Miss MacNish was by this time somewhat recovered from her consternation. “Well,” said she, “what then? When you have come upon The McTavish unawares somewhere in the shrubbery, and asked her to marry you, and she has boxed your ears for you–what then?”
“Then,” said McTavish with a kind of anticipatory expression of pleasure, “I shall kiss her. Even if she hated it,” he said ruefully, “she couldn’t help but be surprised and flattered.”
Miss MacNish took a step forward with a sudden hilarious brightening in her eyes. “Are you quizzing me,” she said, “or are you outlining your honest and mad intentions? And if the latter, won’t you tell me why? Why, in heaven’s name, should you ask The McTavish to marry you–at first sight?”

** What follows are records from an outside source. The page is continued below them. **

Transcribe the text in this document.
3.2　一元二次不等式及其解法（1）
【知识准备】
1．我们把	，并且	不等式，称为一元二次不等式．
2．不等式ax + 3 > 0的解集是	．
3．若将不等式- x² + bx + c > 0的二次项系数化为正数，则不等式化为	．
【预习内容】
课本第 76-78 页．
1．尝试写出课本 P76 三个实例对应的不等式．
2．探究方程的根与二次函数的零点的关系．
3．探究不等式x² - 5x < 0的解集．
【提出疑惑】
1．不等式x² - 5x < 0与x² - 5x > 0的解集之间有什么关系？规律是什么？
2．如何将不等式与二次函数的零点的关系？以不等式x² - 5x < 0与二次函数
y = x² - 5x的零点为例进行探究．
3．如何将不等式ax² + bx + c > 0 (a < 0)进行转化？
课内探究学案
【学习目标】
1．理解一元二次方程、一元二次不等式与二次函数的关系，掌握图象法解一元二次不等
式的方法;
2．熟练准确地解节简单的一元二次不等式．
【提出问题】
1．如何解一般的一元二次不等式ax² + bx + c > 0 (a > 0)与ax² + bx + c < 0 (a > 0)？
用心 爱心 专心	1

“I can’t explain it,” said McTavish. “But even if I never have seen her–I love her.”
“I have heard of love at first sight–” began Miss MacNish.
But he interrupted eagerly. “You haven’t ever experienced it, have you?”
“Of course, I haven’t,” she exclaimed indignantly. “I’ve heard of it–often. But I have never heard of love without any sight at all.”
“Love is blind,” said McTavish.
“Now, who’s quibbling?”
“Just because,” he said, “you’ve never heard of a thing, away off here in your wild Highlands, is a mighty poor proof that it doesn’t exist. I suppose you don’t believe in predestination. I’ve always known,” he said grandly, “that I should marry my cousin–even against her will and better judgment. You don’t more than half believe me, do you?”